Usia kanak-kanak beliau dihabiskan dalam kegiatan menghafal ilmu dan memahaminya sehingga ketika menginjak usia remaja 16 tahun, beliau telah hafal kitab-kitab karya imam-imam ahli hadits dari kalangan tabi’it tabi’in (generasi ketiga umat Islam), seperti karya Abdullah bin Al Mubarak, Waqi’ bin Al Jarrah, dan memahami betul kitab-kitab tersebut.

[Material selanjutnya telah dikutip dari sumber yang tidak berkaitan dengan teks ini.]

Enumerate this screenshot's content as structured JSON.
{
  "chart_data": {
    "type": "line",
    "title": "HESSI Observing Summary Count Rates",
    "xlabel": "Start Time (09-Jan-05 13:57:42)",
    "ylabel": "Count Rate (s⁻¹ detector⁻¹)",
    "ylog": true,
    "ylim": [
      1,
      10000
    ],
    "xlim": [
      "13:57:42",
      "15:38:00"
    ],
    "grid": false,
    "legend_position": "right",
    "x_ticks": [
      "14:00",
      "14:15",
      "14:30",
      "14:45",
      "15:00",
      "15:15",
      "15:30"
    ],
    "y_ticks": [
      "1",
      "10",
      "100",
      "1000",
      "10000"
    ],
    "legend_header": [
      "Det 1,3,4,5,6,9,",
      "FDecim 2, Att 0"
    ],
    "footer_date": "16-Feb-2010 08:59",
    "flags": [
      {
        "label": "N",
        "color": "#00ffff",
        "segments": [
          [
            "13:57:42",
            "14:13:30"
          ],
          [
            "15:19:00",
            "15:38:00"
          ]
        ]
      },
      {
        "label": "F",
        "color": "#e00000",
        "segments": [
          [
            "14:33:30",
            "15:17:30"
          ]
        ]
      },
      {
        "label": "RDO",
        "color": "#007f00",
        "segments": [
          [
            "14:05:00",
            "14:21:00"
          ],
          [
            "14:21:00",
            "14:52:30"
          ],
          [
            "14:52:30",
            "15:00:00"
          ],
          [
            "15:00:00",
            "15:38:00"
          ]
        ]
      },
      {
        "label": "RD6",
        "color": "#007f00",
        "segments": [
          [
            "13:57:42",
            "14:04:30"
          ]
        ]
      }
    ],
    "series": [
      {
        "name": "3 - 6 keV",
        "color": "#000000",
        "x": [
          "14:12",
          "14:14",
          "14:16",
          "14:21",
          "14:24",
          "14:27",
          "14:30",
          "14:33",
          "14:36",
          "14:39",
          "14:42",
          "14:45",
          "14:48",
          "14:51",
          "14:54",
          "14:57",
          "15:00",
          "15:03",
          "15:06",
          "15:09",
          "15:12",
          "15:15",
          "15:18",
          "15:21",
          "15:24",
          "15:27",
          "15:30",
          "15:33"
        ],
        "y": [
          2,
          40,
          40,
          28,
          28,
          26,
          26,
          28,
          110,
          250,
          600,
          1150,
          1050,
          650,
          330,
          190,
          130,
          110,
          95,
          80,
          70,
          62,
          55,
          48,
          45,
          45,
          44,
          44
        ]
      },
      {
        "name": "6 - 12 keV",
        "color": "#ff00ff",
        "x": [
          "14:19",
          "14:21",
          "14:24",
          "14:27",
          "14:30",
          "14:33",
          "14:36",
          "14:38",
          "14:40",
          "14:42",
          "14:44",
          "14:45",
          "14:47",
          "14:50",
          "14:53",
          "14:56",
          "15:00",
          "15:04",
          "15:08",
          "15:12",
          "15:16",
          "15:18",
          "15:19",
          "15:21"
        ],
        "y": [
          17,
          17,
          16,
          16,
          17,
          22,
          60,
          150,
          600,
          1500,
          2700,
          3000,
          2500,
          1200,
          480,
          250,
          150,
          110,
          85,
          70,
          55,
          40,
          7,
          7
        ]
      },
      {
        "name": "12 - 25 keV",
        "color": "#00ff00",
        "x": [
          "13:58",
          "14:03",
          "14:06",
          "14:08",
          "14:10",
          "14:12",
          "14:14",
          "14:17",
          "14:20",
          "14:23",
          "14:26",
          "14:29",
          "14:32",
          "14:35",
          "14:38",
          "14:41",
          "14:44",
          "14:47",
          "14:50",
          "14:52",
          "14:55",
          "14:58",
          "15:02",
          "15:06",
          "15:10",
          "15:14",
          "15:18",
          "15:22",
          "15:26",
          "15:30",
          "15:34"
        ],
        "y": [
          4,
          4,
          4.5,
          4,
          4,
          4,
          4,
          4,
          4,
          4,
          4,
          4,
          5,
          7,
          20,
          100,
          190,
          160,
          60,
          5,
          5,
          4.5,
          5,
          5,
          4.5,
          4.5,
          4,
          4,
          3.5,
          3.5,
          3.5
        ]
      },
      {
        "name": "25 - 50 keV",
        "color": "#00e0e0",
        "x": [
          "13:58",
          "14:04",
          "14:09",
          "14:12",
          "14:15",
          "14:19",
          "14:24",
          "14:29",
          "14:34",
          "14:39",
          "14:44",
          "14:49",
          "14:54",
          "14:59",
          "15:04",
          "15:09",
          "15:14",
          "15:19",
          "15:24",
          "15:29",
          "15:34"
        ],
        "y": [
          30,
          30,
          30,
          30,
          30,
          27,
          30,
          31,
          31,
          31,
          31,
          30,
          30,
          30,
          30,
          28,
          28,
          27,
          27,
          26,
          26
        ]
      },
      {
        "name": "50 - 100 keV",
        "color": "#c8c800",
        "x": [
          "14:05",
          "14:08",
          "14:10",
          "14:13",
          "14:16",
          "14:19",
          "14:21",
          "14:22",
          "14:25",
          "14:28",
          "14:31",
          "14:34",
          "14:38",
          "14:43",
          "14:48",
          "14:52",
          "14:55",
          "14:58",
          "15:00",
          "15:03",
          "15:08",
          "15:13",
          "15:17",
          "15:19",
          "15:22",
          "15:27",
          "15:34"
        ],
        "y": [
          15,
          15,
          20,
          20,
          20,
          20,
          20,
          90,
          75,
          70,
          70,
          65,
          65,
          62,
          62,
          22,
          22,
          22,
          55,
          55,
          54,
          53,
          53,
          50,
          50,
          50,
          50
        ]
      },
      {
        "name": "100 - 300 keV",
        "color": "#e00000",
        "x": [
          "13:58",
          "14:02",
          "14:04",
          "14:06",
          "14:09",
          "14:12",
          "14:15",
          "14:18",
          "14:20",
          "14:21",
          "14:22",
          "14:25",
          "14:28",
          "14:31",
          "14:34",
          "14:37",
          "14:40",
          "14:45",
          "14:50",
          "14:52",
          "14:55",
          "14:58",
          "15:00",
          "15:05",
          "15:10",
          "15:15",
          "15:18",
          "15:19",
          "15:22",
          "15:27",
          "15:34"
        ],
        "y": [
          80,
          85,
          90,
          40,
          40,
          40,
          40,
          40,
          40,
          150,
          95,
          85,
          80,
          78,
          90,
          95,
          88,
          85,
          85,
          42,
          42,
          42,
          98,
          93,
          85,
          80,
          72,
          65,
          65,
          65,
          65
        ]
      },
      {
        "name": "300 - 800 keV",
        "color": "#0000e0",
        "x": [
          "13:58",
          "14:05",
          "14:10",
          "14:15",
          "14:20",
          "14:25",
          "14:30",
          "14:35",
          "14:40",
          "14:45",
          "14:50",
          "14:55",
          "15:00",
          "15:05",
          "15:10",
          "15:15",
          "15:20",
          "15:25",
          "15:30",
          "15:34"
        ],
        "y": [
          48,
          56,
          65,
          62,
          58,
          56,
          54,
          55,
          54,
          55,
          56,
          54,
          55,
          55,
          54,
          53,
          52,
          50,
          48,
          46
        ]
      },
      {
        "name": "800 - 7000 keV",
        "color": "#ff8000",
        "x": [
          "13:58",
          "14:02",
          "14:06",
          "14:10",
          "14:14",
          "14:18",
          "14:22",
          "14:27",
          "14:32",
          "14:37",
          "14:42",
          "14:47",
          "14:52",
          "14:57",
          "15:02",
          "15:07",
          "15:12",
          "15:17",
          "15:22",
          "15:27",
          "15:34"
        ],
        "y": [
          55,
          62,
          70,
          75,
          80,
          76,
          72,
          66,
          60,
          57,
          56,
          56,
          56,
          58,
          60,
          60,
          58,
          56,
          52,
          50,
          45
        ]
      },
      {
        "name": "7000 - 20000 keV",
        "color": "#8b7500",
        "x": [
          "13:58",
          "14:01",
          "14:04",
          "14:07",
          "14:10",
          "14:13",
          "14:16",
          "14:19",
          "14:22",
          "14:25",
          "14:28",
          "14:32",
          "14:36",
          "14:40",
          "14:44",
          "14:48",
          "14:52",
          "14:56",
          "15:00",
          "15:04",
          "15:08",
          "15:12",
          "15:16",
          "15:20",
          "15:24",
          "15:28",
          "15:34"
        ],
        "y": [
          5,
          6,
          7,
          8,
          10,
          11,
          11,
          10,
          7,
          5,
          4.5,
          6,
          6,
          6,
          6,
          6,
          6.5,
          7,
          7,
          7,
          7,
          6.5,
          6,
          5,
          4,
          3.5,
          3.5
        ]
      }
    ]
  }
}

            Usia kanak-kanak Bukhari telah berlalu dengan agenda belajar yang amat padat. Kesibukannya di masa kanak-kanak dalam menghafal dan memahami ilmu, mengantarkannya kepada masa ramaja yang cemerlang dan menakjubkan, hingga ia menjadi remaja yang amat diperhitungkan  orang-orang di majelis manapun beliau hadir. Dalam usia belasan tahun beliau telah hafal tujuh puluh ribu hadits lengkap dengan sanadnya dan juga Al Qur’an tiga puluh juz.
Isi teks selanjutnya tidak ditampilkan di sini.